A few weeks ago, I was whipping up dinner after a busy weekend. My recipe notebook and camera were nowhere to be seen, and I had no intentions of ever sharing what I was making for dinner. I was happy, and I was cooking. I looked down at the food on my messy kitchen counter, and I just loved the way the late afternoon light was pouring over it.

That’s when it hit me.

Those are the photographs I need to be taking – the candid, un-staged photographs that show how I really cook.


Instead of stressing over perfect props and arranging food, I am determined to get back to showing the beauty in being in the kitchen, mess and all.

I’ve decided to self-assign a new project for myself, a candid kitchen project that will depict how I cook. It won’t be about how I develop recipes, how to take the perfect food photograph, or even how to plan the perfect menu. It will be all about picking up the camera when the mood strikes. It will be about capturing the little bit of late afternoon light that trickles in my kitchen window. It will be about cooking without a recipe, flying by the seat of your pants, and getting dinner on the table.

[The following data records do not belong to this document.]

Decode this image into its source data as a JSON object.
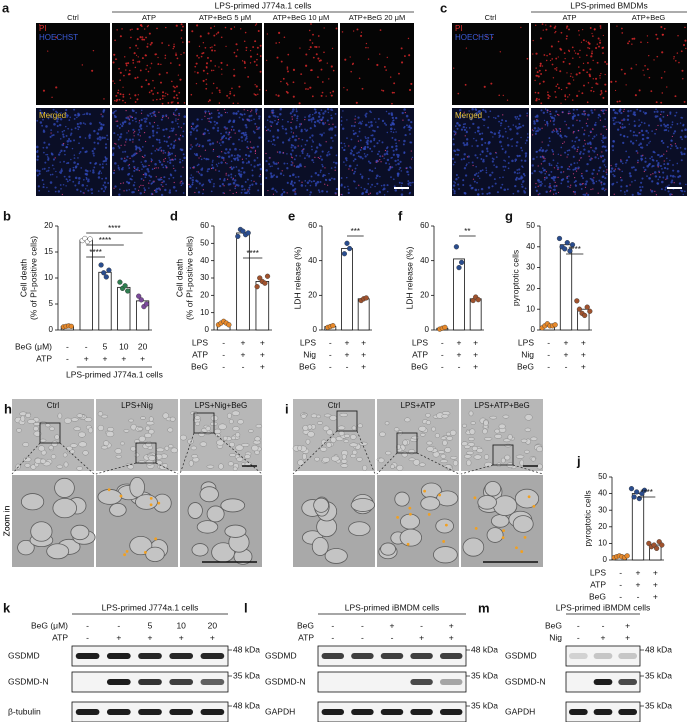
{
  "panel_a": {
    "label": "a",
    "group": "LPS-primed J774a.1 cells",
    "columns": [
      "Ctrl",
      "ATP",
      "ATP+BeG 5 μM",
      "ATP+BeG 10 μM",
      "ATP+BeG 20 μM"
    ],
    "channels": [
      "PI",
      "HOECHST"
    ],
    "merged": "Merged"
  },
  "panel_c": {
    "label": "c",
    "group": "LPS-primed BMDMs",
    "columns": [
      "Ctrl",
      "ATP",
      "ATP+BeG"
    ],
    "channels": [
      "PI",
      "HOECHST"
    ],
    "merged": "Merged"
  },
  "panel_h": {
    "label": "h",
    "columns": [
      "Ctrl",
      "LPS+Nig",
      "LPS+Nig+BeG"
    ],
    "zoom": "Zoom in"
  },
  "panel_i": {
    "label": "i",
    "columns": [
      "Ctrl",
      "LPS+ATP",
      "LPS+ATP+BeG"
    ],
    "zoom": "Zoom in"
  },
  "blots": [
    {
      "label": "k",
      "title": "LPS-primed J774a.1 cells",
      "conditions": [
        {
          "label": "BeG (μM)",
          "values": [
            "-",
            "-",
            "5",
            "10",
            "20"
          ]
        },
        {
          "label": "ATP",
          "values": [
            "-",
            "+",
            "+",
            "+",
            "+"
          ]
        }
      ],
      "bands": [
        "GSDMD",
        "GSDMD-N",
        "β-tubulin"
      ],
      "markers": [
        "48 kDa",
        "35 kDa",
        "48 kDa"
      ]
    },
    {
      "label": "l",
      "title": "LPS-primed iBMDM cells",
      "conditions": [
        {
          "label": "BeG",
          "values": [
            "-",
            "-",
            "+",
            "-",
            "+"
          ]
        },
        {
          "label": "ATP",
          "values": [
            "-",
            "-",
            "-",
            "+",
            "+"
          ]
        }
      ],
      "bands": [
        "GSDMD",
        "GSDMD-N",
        "GAPDH"
      ],
      "markers": [
        "48 kDa",
        "35 kDa",
        "35 kDa"
      ]
    },
    {
      "label": "m",
      "title": "LPS-primed iBMDM cells",
      "conditions": [
        {
          "label": "BeG",
          "values": [
            "-",
            "-",
            "+"
          ]
        },
        {
          "label": "Nig",
          "values": [
            "-",
            "+",
            "+"
          ]
        }
      ],
      "bands": [
        "GSDMD",
        "GSDMD-N",
        "GAPDH"
      ],
      "markers": [
        "48 kDa",
        "35 kDa",
        "35 kDa"
      ]
    }
  ],
  "chart_data": [
    {
      "type": "bar",
      "panel": "b",
      "ylabel": [
        "Cell death",
        "(% of PI-positive cells)"
      ],
      "ylim": [
        0,
        20
      ],
      "yticks": [
        0,
        5,
        10,
        15,
        20
      ],
      "values": [
        0.7,
        17.3,
        11.1,
        8.2,
        5.6
      ],
      "points": [
        [
          0.6,
          0.7,
          0.8,
          0.7
        ],
        [
          17.2,
          17.6,
          17.0,
          17.5
        ],
        [
          12.5,
          11.0,
          10.2,
          11.5
        ],
        [
          9.2,
          8.0,
          8.5,
          7.5
        ],
        [
          6.5,
          5.8,
          4.5,
          5.0
        ]
      ],
      "colors": [
        "#e8892a",
        "#ffffff",
        "#2a4d8f",
        "#2e7d4f",
        "#7b4a9b"
      ],
      "conditions": [
        {
          "label": "BeG (μM)",
          "values": [
            "-",
            "-",
            "5",
            "10",
            "20"
          ]
        },
        {
          "label": "ATP",
          "values": [
            "-",
            "+",
            "+",
            "+",
            "+"
          ]
        }
      ],
      "group": "LPS-primed J774a.1 cells",
      "significance": [
        "****",
        "****",
        "****"
      ]
    },
    {
      "type": "bar",
      "panel": "d",
      "ylabel": [
        "Cell death",
        "(% of PI-positive cells)"
      ],
      "ylim": [
        0,
        60
      ],
      "yticks": [
        0,
        10,
        20,
        30,
        40,
        50,
        60
      ],
      "values": [
        4,
        56,
        28
      ],
      "points": [
        [
          3,
          4,
          5,
          4,
          3
        ],
        [
          54,
          58,
          57,
          55,
          56
        ],
        [
          25,
          30,
          28,
          27,
          31
        ]
      ],
      "colors": [
        "#e8892a",
        "#2a4d8f",
        "#a0522d"
      ],
      "conditions": [
        {
          "label": "LPS",
          "values": [
            "-",
            "+",
            "+"
          ]
        },
        {
          "label": "ATP",
          "values": [
            "-",
            "+",
            "+"
          ]
        },
        {
          "label": "BeG",
          "values": [
            "-",
            "-",
            "+"
          ]
        }
      ],
      "significance": [
        "****"
      ]
    },
    {
      "type": "bar",
      "panel": "e",
      "ylabel": [
        "LDH release (%)"
      ],
      "ylim": [
        0,
        60
      ],
      "yticks": [
        0,
        20,
        40,
        60
      ],
      "values": [
        2,
        47,
        18
      ],
      "points": [
        [
          1.5,
          2,
          2.5
        ],
        [
          44,
          50,
          47
        ],
        [
          17,
          18,
          18.5
        ]
      ],
      "colors": [
        "#e8892a",
        "#2a4d8f",
        "#a0522d"
      ],
      "conditions": [
        {
          "label": "LPS",
          "values": [
            "-",
            "+",
            "+"
          ]
        },
        {
          "label": "Nig",
          "values": [
            "-",
            "+",
            "+"
          ]
        },
        {
          "label": "BeG",
          "values": [
            "-",
            "-",
            "+"
          ]
        }
      ],
      "significance": [
        "***"
      ]
    },
    {
      "type": "bar",
      "panel": "f",
      "ylabel": [
        "LDH release (%)"
      ],
      "ylim": [
        0,
        60
      ],
      "yticks": [
        0,
        20,
        40,
        60
      ],
      "values": [
        1,
        41,
        18
      ],
      "points": [
        [
          0.5,
          1,
          1.5
        ],
        [
          48,
          36,
          39
        ],
        [
          17,
          19,
          17.5
        ]
      ],
      "colors": [
        "#e8892a",
        "#2a4d8f",
        "#a0522d"
      ],
      "conditions": [
        {
          "label": "LPS",
          "values": [
            "-",
            "+",
            "+"
          ]
        },
        {
          "label": "ATP",
          "values": [
            "-",
            "+",
            "+"
          ]
        },
        {
          "label": "BeG",
          "values": [
            "-",
            "-",
            "+"
          ]
        }
      ],
      "significance": [
        "**"
      ]
    },
    {
      "type": "bar",
      "panel": "g",
      "ylabel": [
        "pyroptotic cells"
      ],
      "ylim": [
        0,
        50
      ],
      "yticks": [
        0,
        10,
        20,
        30,
        40,
        50
      ],
      "values": [
        2,
        41,
        10
      ],
      "points": [
        [
          1,
          2,
          3,
          2,
          2,
          2.5
        ],
        [
          44,
          40,
          39,
          42,
          38,
          41
        ],
        [
          14,
          10,
          8,
          7,
          11,
          9
        ]
      ],
      "colors": [
        "#e8892a",
        "#2a4d8f",
        "#a0522d"
      ],
      "conditions": [
        {
          "label": "LPS",
          "values": [
            "-",
            "+",
            "+"
          ]
        },
        {
          "label": "Nig",
          "values": [
            "-",
            "+",
            "+"
          ]
        },
        {
          "label": "BeG",
          "values": [
            "-",
            "-",
            "+"
          ]
        }
      ],
      "significance": [
        "****"
      ]
    },
    {
      "type": "bar",
      "panel": "j",
      "ylabel": [
        "pyroptotic cells"
      ],
      "ylim": [
        0,
        50
      ],
      "yticks": [
        0,
        10,
        20,
        30,
        40,
        50
      ],
      "values": [
        2,
        40,
        9
      ],
      "points": [
        [
          1.5,
          2,
          2.5,
          2,
          1.5,
          2.5
        ],
        [
          43,
          38,
          41,
          37,
          40,
          42
        ],
        [
          10,
          8,
          9,
          7,
          11,
          9
        ]
      ],
      "colors": [
        "#e8892a",
        "#2a4d8f",
        "#a0522d"
      ],
      "conditions": [
        {
          "label": "LPS",
          "values": [
            "-",
            "+",
            "+"
          ]
        },
        {
          "label": "ATP",
          "values": [
            "-",
            "+",
            "+"
          ]
        },
        {
          "label": "BeG",
          "values": [
            "-",
            "-",
            "+"
          ]
        }
      ],
      "significance": [
        "****"
      ]
    }
  ]
}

It might be messy and a bit unconventional… But it will be real, and it will be un-staged.


Balsamic Cider Glazed Salmon with Rosemary
Serves 2

This simple salmon dish is easy enough to make on a weeknight, but it has that something extra that makes it feel just a bit fancy. Add your favorite sides, and you have a dinner the family will love. I opted to make roasted gold potatoes and asparagus.

While you can use any salmon for this recipe, I usually opt for wild Alaskan sockeye or king salmon. I like the taste, and they are also top picks from Seafood Watch.

  • 2 cups apple cider
  • 1 tablespoon Balsamic vinegar (the good stuff)
  • 1 sprig fresh rosemary (plus additional for garnish, if desired)
  • 2 salmon fillets
  • Kosher salt
  • Freshly ground black pepper

Combine the apple cider, Balsamic vinegar, rosemary, and a generous pinch of salt in a sauce pan. Bring to a boil and then reduce to a simmer. Continue to simmer until the mixture reduces considerably and gets somewhat syrupy. I let mine reduce to about 1/4 cup.

Remove from the heat and pour the syrup through a mesh strainer and set aside.

Preheat the oven to 425F. Lightly grease a baking dish and place the salmon fillets in the dish. (Either place them skin side down or remove the skin, if you prefer.)  Season the salmon generously with salt and pepper. Pour the syrup over the salmon and garnish each fillet with a sprig of rosemary.

Bake the salmon for about 8 minutes, or until done (it should be flakey, but not dry). Baste the salmon with some of the remaining syrup in the dish before serving.